RB: Some people with ADHD do remit or grow out of it. This could be anywhere from 14-35% depending on how strict a definition of recovery or normalization one uses. But it does happen. Recent studies show that such cases show more development in the brain regions that are related to ADHD than in those whose ADHD persists to adulthood such that the remitters have brains that are closer to normal in size and connectivity. But for the remainder there is no known cure. We recommend a package of treatments that include (1) thorough diagnosis, (2) education about the disorder, (3) medications, (4) behavior modification methods such as those used in parent training, classroom management, and adult cognitive behavioral therapy, and (5) accommodations, or physical changes to the environment that reduce impairments. An example of the latter for an adult is changing your workspace so it is better organized, with less distractions, and making yourself accountable to others frequently for the work you agree to produce. For a child it might be having the child sit closer to the teacher’s teaching area so she can monitor the child more often and breaking down the assigned work into smaller quotas with frequent breaks.
TQ: There has been some debate surrounding the use of psychostimulants to treat children with ADHD, owing to suggestions that doctors are wrongly using behavioral, rather than cognitive performance to prescribe these drugs. What are your thoughts on this?
RB: I disagree. These remarks usually imply that if you judge a child’s drug response by reports of their behavior, such as on rating scales, you may choose a higher dose than had you used some lab test of attention or inhibition to adjust the dose. While a study 30 years ago implied this to be the case, subsequent research shows that such tests are the least sensitive to medication effects compared to parent and teacher ratings and do not correlate with observations of the child in the real world. So the problem is with the tests not the behavior ratings. One is always better adjusting doses based on parent and teacher reports and not on some arcane lab or clinic test.
TQ: What excites you the most about the future of ADHD research and why?
RB: The advances being made in genetics offer the opportunity to discover new and perhaps better medications. Once the genes are identified and their role in brain development and regulation is known this will suggest new medications that might help better. Of course such advances may at some point help with better diagnosis and with choosing treatments but the field of genetics is not yet far enough along to permit that.

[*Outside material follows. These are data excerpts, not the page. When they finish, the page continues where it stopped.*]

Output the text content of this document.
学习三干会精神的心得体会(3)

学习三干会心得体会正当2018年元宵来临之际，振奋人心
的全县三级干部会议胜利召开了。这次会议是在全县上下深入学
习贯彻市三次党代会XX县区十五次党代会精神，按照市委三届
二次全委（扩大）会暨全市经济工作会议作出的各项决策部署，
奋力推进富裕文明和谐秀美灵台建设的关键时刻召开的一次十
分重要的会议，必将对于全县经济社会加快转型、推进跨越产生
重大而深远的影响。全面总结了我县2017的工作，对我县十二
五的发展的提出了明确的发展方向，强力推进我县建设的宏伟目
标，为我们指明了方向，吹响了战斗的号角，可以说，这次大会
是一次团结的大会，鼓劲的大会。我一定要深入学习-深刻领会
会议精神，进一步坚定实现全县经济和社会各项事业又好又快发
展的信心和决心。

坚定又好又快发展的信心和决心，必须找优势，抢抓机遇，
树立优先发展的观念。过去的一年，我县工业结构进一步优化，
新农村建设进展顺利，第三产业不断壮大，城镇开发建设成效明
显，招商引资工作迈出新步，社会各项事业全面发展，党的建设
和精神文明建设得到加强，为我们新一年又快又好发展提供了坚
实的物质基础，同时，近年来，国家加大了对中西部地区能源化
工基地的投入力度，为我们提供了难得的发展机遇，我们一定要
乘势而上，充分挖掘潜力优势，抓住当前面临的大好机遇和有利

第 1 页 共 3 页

Advances in neuro-imaging are resulting from ever greater resolution of brain structures and their functional connectivity giving us a much clearer picture of how ADHD arises and how treatments work. Perhaps someday these methods can also assist with diagnosis, but they can not do so just yet.
Research on psychological treatments is not advancing so quickly as is that involving medications. But some promising developments are in social skills training and the work of Amori Mikami, Ph.D. from the University of British Columbia in Vancouver. Also, the latest work on cognitive behavioral therapies focusing on the executive function deficits of adults with ADHD offers a new treatment for adults, such as the work of Mary Solanto, Ph.D. in New York and that of J. Russell Ramsay, Ph.D. in Philadelphia, and Laura Knouse, Ph.D., in Richmond, VA. Adult ADHD Coaching, the positive impact of physical exercise, and possibly some usefulness for mindfulness meditation for stress reduction all have shown early promise but need more research to be definitive.
Russell Barkley was speaking to Tiffany Quinn, Custom Content Coordinator at Technology Networks.